Another thing to consider is that while this dog is a loving breed to have in a family setting, it does not do well with an owner that is not willing to assert their authority. The American Staffordshire Terrier takes the idea of pack order very seriously, so you will need to find ways to show that you are in charge of it in order to receive respect in return.
Thyroid Disease - High Risk
The American Staffordshire Terrier ranks #18 among all breeds for autoimmune thyroiditis prevalence. There is a high risk of obtaining a dog that will develop thyroid disease. For this reason you should make sure you, or your breeder, are testing all dogs before breeding. It may even be a good idea to test dogs that you don't plan on breeding so that any instance of disease can be traced back to breeding pairs and eliminated.
|Rank Among Breeds||Number of Dogs Tested||Percent of Dogs With Disease|
You can download the full report (on all breeds) by the Michigan State University Diagnostic Center for Population and Animal Health. Here
Other Health Problems
In most cases, the American Staffordshire Terrier is a hardy breed that doesn't suffer from a lot of health problems, but there are some concerns that do come up with some dogs:
- Hip Dysplasia: A common disorder in canines, this degenerative disease causes the hip joint to become damaged, causing pain and problems with mobility. Symptoms occur over a long period of time and can manifest in symptoms such as slower movement and problems getting up and down. Treatment options will vary, but include exercises, pain medications, and even surgery.

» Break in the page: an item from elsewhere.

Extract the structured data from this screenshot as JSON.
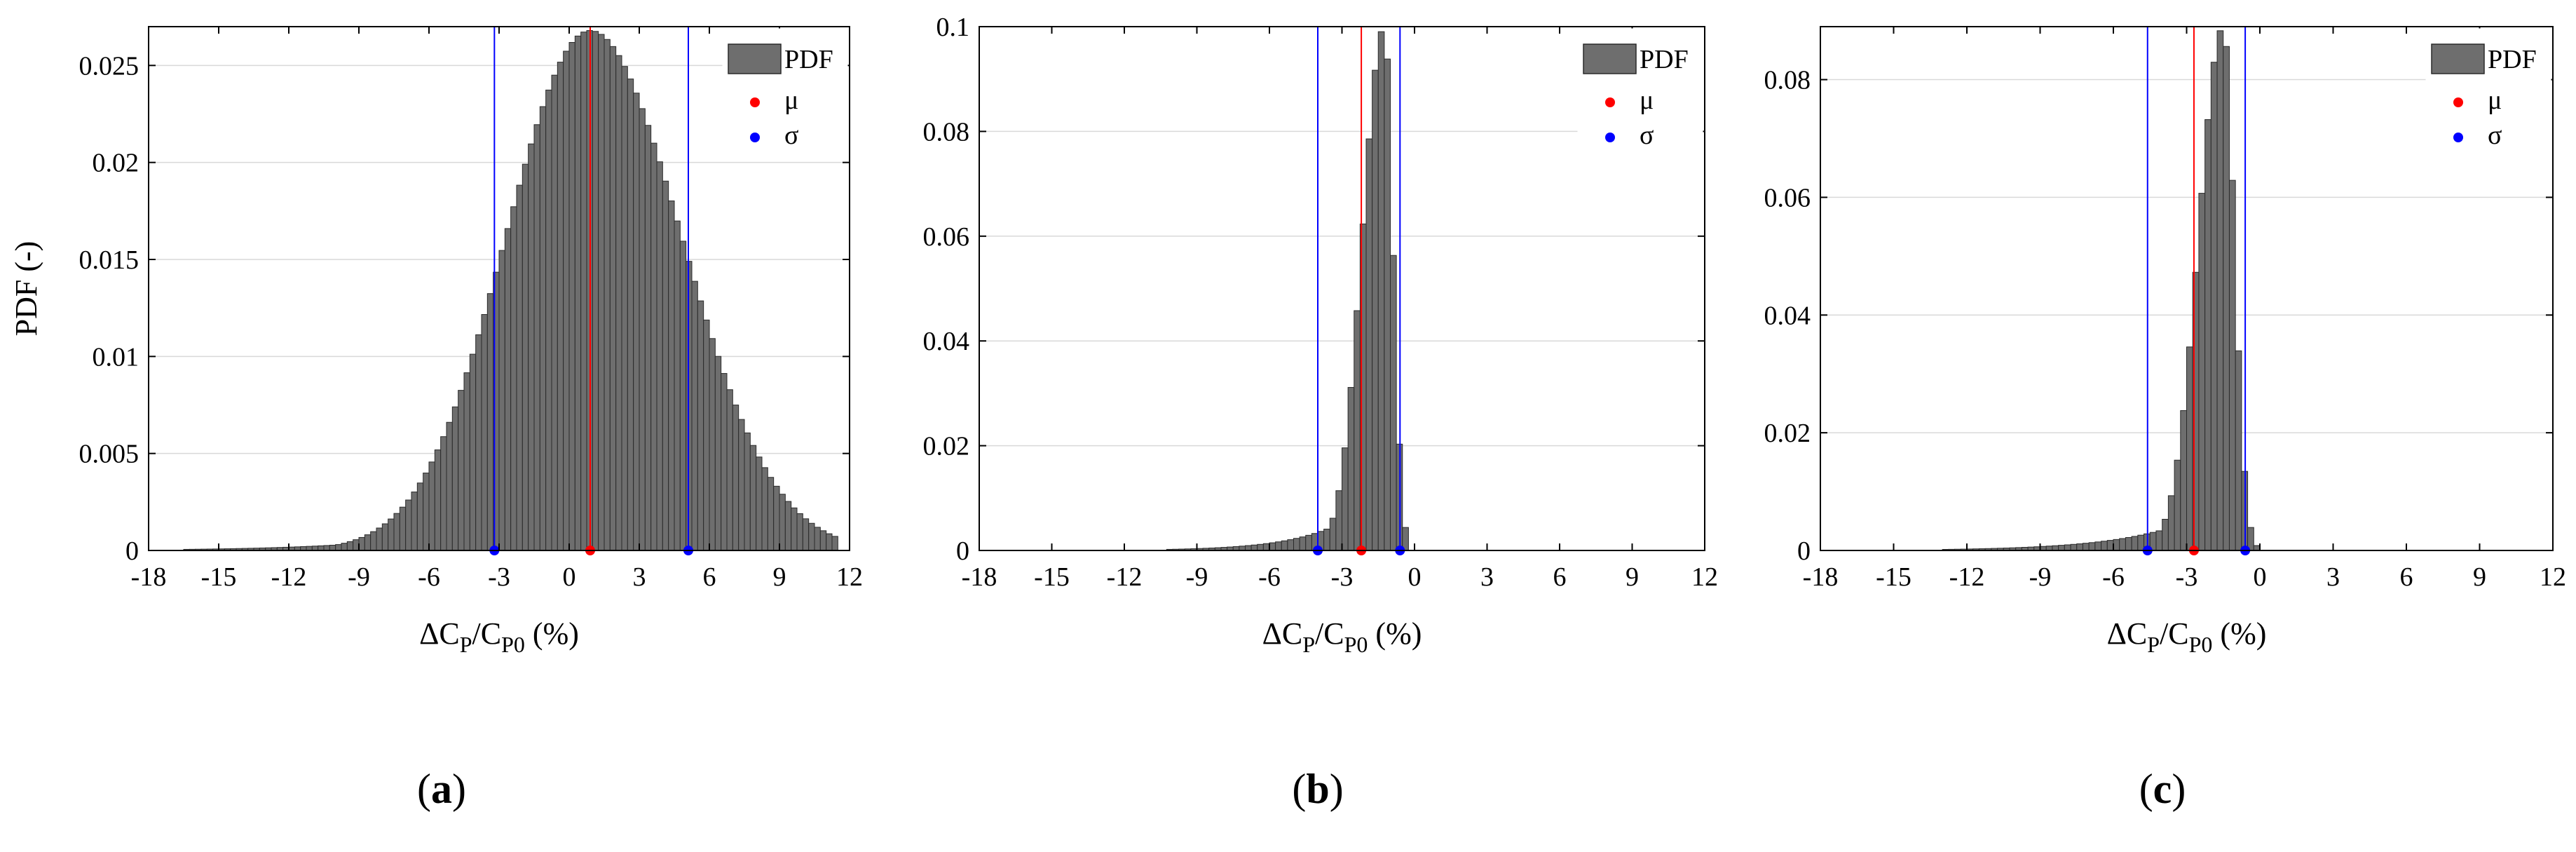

- Congenital heart disease - Some American Staffordshire Terrier dogs are born with this condition and symptoms and treatments vary. Many dogs have no problems at all, while others will require monitoring and medications to make sure the heart is working properly.
- Cataracts - Caused by genetic factors, these cataracts can cause blindness and vision disturbances. Treatments are available for severe cases and require surgery to remove the cataracts.
- Hives - Since the coat of the American Staffordshire Terrier is so short, the skin is often exposed to the elements and the outside environment. This often creates a situation in which the skin can become irritated more easily by insects or heat, even stress, causing hives or small welts in the skin.